In the past, a verbal misstep (even one on TV) could be damaging or embarrassing for a few days. But since pretty much everything now goes into the digital archive, it’s there for anyone to recall whenever it might suit their interests.

And if you think it’s a little astounding that politicians can communicate in 140 characters or less, imagine how difficult it can be to clarify a comment in the same amount of space (you could blame it on a staffer maybe).

Our previous post, “The Shelf Life of Information” (link) covers how news reports continue to have a small but steady readership for sometimes years after they are published, thanks to electronic archiving. Even the best organizations will likely contradict themselves if you lay out a long enough timeline (because of management changes, product improvements, or any of a number of other factors). Now, add in spur-of-the-moment comments, and it’s pretty easy to predict that somebody, somewhere, is going to say something that creates problems.
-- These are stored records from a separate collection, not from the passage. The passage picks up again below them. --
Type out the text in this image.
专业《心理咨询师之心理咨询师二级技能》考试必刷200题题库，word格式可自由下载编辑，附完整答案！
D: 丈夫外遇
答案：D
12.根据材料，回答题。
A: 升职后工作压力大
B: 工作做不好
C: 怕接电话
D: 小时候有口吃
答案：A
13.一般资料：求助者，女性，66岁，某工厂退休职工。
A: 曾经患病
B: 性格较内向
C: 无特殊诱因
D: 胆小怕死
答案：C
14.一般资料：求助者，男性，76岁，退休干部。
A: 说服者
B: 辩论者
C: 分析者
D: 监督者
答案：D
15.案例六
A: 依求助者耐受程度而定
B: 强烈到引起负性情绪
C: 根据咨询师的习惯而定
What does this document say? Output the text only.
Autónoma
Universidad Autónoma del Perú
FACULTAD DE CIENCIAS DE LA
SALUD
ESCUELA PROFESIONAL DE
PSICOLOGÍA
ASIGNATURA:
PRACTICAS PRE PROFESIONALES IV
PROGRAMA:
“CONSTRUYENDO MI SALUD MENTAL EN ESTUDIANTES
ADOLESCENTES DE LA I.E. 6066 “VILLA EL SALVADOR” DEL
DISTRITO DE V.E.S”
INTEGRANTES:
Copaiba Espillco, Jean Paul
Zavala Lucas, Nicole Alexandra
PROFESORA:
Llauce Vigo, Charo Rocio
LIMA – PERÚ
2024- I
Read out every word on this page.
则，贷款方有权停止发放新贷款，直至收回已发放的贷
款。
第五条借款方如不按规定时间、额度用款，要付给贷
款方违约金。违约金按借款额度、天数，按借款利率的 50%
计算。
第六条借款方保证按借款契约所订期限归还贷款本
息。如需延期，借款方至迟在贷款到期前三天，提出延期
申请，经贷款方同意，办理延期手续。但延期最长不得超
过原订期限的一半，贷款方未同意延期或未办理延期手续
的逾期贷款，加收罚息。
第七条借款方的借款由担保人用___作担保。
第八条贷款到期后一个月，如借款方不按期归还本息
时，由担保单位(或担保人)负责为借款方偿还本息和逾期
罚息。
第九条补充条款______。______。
Transparency is an issue that we’re still coming to grips with. We want it, but most people and organizations have information that should be kept behind closed doors—product secrets, legal issues, or (just as often) stuff that nobody else really wants to hear. (Do we care that Claire McCaskill is depressed about Missouri’s basketball team and is going to make dinner?)

The rules of communications that apply to reporters and news media should be considered (although maybe a little more liberally) when using short-form social messaging. Not doing this puts your organization (or you personally) at risk.